Example 13: Preparation of solid dispersion of lasmiditan hemisuccinate with HPMC
1.0g of Hydroxyl propyl methyl cellulose was dissolved in acetone to form a clear and transparent gel. Then 1.0g of lasmiditan hemisuccinate was dissolved in gel by sonication for few minutes. Organic solvent was evaporated under vacuum. Solid dispersions was then reduced in size by mortar and sieved.

CLAIMS:WE CLAIM
1. A solid dispersion of lasmiditan or salt thereof, comprising of lasmiditan or its salt along with pharmaceutical acceptable excipients.

2. The solid dispersion as claimed in claim 1 wherein said lasmiditan salt is selected from succinate, and hydrochloride salt.

3. A process for the preparation of a solid dispersion of lasmiditan or salt thereof, comprising the steps of:
a) providing a solution of lasmiditan free base or salt thereof in a suitable solvent(s);
b) providing a solution of atleast one pharmaceutically acceptable excipient in a suitable solvent;
c) combining the solution of lasmiditan free base or salt thereof obtained in step a) with the solution obtained in step (b); and
d) isolating to get the solid dispersion of lasmiditan free base or salt thereof.

4. The process as claimed in claim 3, wherein said process comprises the steps of:
a) providing a solution of lasmiditan hemisuccinate salt in a suitable solvent (s);
b) providing a solution of PVP K-90 or HPC in a suitable solvent;
c) combining the solution of lasmiditan hemisuccinate salt obtained in step a) with the solution obtained in step b); and
d) isolating precipitates to get the solid dispersion of lasmiditan hemisuccinate salt.

5. The process as claimed in claims 3 and 4, wherein said solution of lasmiditan may be obtained by dissolving lasmiditan free form in a suitable solvent or by taking the reaction mixture containing lasmiditan free form directly.

6. The process as claimed in claims 3 and 4, wherein said lasmiditan or a salt thereof as used for preparing amorphous solid dispersion, is either crystalline or amorphous in nature.

7. The process as claimed in any of the preceding claim, wherein said solid dispersion of lasmiditan or salt thereof, is stable under mechanical stress and under hygroscopic conditions including higher relative humidity conditions of more than 60% RH.
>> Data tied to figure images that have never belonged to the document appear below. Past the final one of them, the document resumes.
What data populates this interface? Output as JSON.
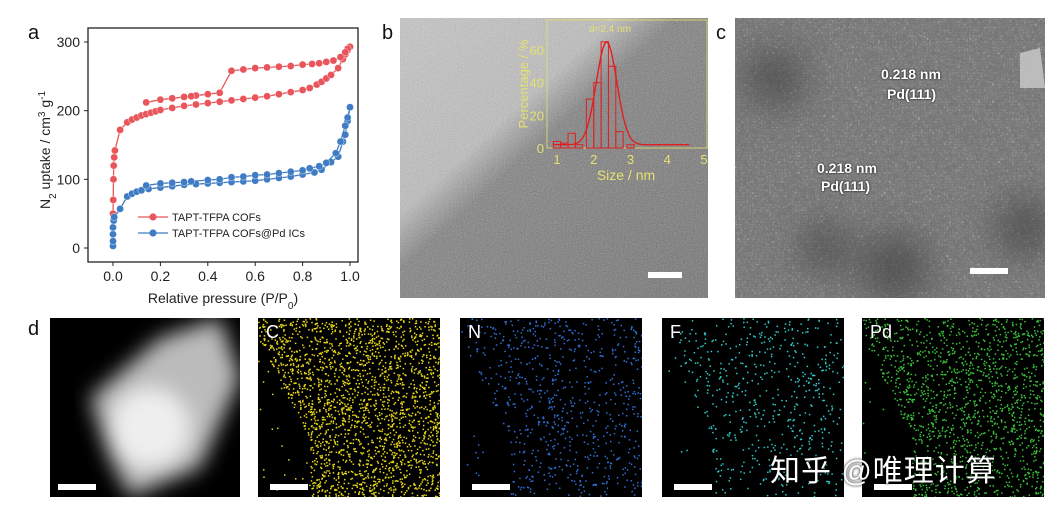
{
  "panels": {
    "a": "a",
    "b": "b",
    "c": "c",
    "d": "d"
  },
  "panel_b": {
    "annotation": "d=2.4 nm"
  },
  "panel_c": {
    "annotations": [
      {
        "spacing": "0.218 nm",
        "plane": "Pd(111)"
      },
      {
        "spacing": "0.218 nm",
        "plane": "Pd(111)"
      }
    ]
  },
  "maps": [
    {
      "element": "C",
      "color": "#e8d81a"
    },
    {
      "element": "N",
      "color": "#2f6fd8"
    },
    {
      "element": "F",
      "color": "#2fc9c9"
    },
    {
      "element": "Pd",
      "color": "#39c23a"
    }
  ],
  "watermark": "知乎 @唯理计算",
  "chart_data": [
    {
      "type": "line",
      "xlabel": "Relative pressure (P/P0)",
      "ylabel": "N2 uptake / cm3 g-1",
      "xlim": [
        -0.1,
        1.05
      ],
      "ylim": [
        -25,
        315
      ],
      "xticks": [
        "0.0",
        "0.2",
        "0.4",
        "0.6",
        "0.8",
        "1.0"
      ],
      "yticks": [
        "0",
        "100",
        "200",
        "300"
      ],
      "legend_position": "center-right",
      "series": [
        {
          "name": "TAPT-TFPA COFs",
          "color": "#e8555a",
          "adsorption": [
            [
              0,
              50
            ],
            [
              0.001,
              70
            ],
            [
              0.002,
              100
            ],
            [
              0.003,
              120
            ],
            [
              0.005,
              132
            ],
            [
              0.008,
              142
            ],
            [
              0.03,
              172
            ],
            [
              0.06,
              183
            ],
            [
              0.08,
              187
            ],
            [
              0.1,
              190
            ],
            [
              0.12,
              193
            ],
            [
              0.14,
              195
            ],
            [
              0.16,
              197
            ],
            [
              0.18,
              199
            ],
            [
              0.2,
              201
            ],
            [
              0.25,
              204
            ],
            [
              0.3,
              207
            ],
            [
              0.35,
              209
            ],
            [
              0.4,
              211
            ],
            [
              0.45,
              213
            ],
            [
              0.5,
              215
            ],
            [
              0.55,
              217
            ],
            [
              0.6,
              219
            ],
            [
              0.65,
              221
            ],
            [
              0.7,
              224
            ],
            [
              0.75,
              227
            ],
            [
              0.8,
              230
            ],
            [
              0.83,
              233
            ],
            [
              0.86,
              238
            ],
            [
              0.88,
              242
            ],
            [
              0.9,
              247
            ],
            [
              0.92,
              252
            ],
            [
              0.95,
              262
            ],
            [
              0.97,
              275
            ],
            [
              0.98,
              282
            ],
            [
              0.99,
              288
            ],
            [
              1.0,
              293
            ]
          ],
          "desorption": [
            [
              1.0,
              293
            ],
            [
              0.99,
              290
            ],
            [
              0.98,
              285
            ],
            [
              0.96,
              278
            ],
            [
              0.93,
              273
            ],
            [
              0.9,
              271
            ],
            [
              0.87,
              269
            ],
            [
              0.84,
              268
            ],
            [
              0.8,
              267
            ],
            [
              0.75,
              265
            ],
            [
              0.7,
              264
            ],
            [
              0.65,
              263
            ],
            [
              0.6,
              262
            ],
            [
              0.55,
              260
            ],
            [
              0.5,
              258
            ],
            [
              0.45,
              226
            ],
            [
              0.4,
              224
            ],
            [
              0.35,
              222
            ],
            [
              0.33,
              221
            ],
            [
              0.3,
              220
            ],
            [
              0.25,
              218
            ],
            [
              0.2,
              216
            ],
            [
              0.14,
              212
            ]
          ]
        },
        {
          "name": "TAPT-TFPA COFs@Pd ICs",
          "color": "#3f7cc4",
          "adsorption": [
            [
              0,
              3
            ],
            [
              0,
              10
            ],
            [
              0,
              20
            ],
            [
              0,
              30
            ],
            [
              0.003,
              40
            ],
            [
              0.005,
              45
            ],
            [
              0.03,
              57
            ],
            [
              0.06,
              75
            ],
            [
              0.08,
              79
            ],
            [
              0.1,
              82
            ],
            [
              0.12,
              84
            ],
            [
              0.15,
              86
            ],
            [
              0.2,
              88
            ],
            [
              0.25,
              90
            ],
            [
              0.3,
              92
            ],
            [
              0.35,
              93
            ],
            [
              0.4,
              94
            ],
            [
              0.45,
              95
            ],
            [
              0.5,
              96
            ],
            [
              0.55,
              97
            ],
            [
              0.6,
              98
            ],
            [
              0.65,
              100
            ],
            [
              0.7,
              102
            ],
            [
              0.75,
              104
            ],
            [
              0.8,
              107
            ],
            [
              0.85,
              110
            ],
            [
              0.88,
              114
            ],
            [
              0.92,
              125
            ],
            [
              0.95,
              133
            ],
            [
              0.97,
              155
            ],
            [
              0.98,
              165
            ],
            [
              0.99,
              185
            ],
            [
              1.0,
              205
            ]
          ],
          "desorption": [
            [
              1.0,
              205
            ],
            [
              0.99,
              190
            ],
            [
              0.98,
              178
            ],
            [
              0.96,
              155
            ],
            [
              0.94,
              138
            ],
            [
              0.9,
              124
            ],
            [
              0.87,
              119
            ],
            [
              0.83,
              116
            ],
            [
              0.8,
              113
            ],
            [
              0.75,
              111
            ],
            [
              0.7,
              109
            ],
            [
              0.65,
              107
            ],
            [
              0.6,
              106
            ],
            [
              0.55,
              104
            ],
            [
              0.5,
              103
            ],
            [
              0.45,
              100
            ],
            [
              0.4,
              99
            ],
            [
              0.33,
              97
            ],
            [
              0.3,
              96
            ],
            [
              0.25,
              95
            ],
            [
              0.2,
              94
            ],
            [
              0.14,
              91
            ]
          ]
        }
      ]
    },
    {
      "type": "bar",
      "annotation": "d=2.4 nm",
      "xlabel": "Size / nm",
      "ylabel": "Percentage / %",
      "xlim": [
        0.5,
        5
      ],
      "ylim": [
        0,
        70
      ],
      "xticks": [
        "1",
        "2",
        "3",
        "4",
        "5"
      ],
      "yticks": [
        "0",
        "20",
        "40",
        "60"
      ],
      "color": "#e02020",
      "bins": [
        1.0,
        1.2,
        1.4,
        1.6,
        1.9,
        2.1,
        2.3,
        2.5,
        2.7,
        3.0
      ],
      "values": [
        4,
        3,
        9,
        2,
        30,
        40,
        65,
        50,
        10,
        2
      ]
    }
  ]
}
8. A process for the preparation of a premix of lasmiditan or its salt, comprising the steps of:
a) adding pharmaceutically acceptable excipient to a reaction mixture comprising lasmiditan or its salt and suitable solvent (s); and
b) isolating precipitates to get the premix of lasmiditan or its salt.

9. An amorphous solid dispersion or premix of lasmiditan as obtained by the process claimed in any of the preceding claim, wherein said solid dispersion or premix of lasmiditan is characterized by particle size distribution of less than about 300µm.

10. A pharmaceutical composition comprising therapeutically effective amount of amorphous solid dispersion or premix of lasmiditan as claimed in claim 9, wherein said composition further comprises of one or more pharmaceutically acceptable excipients.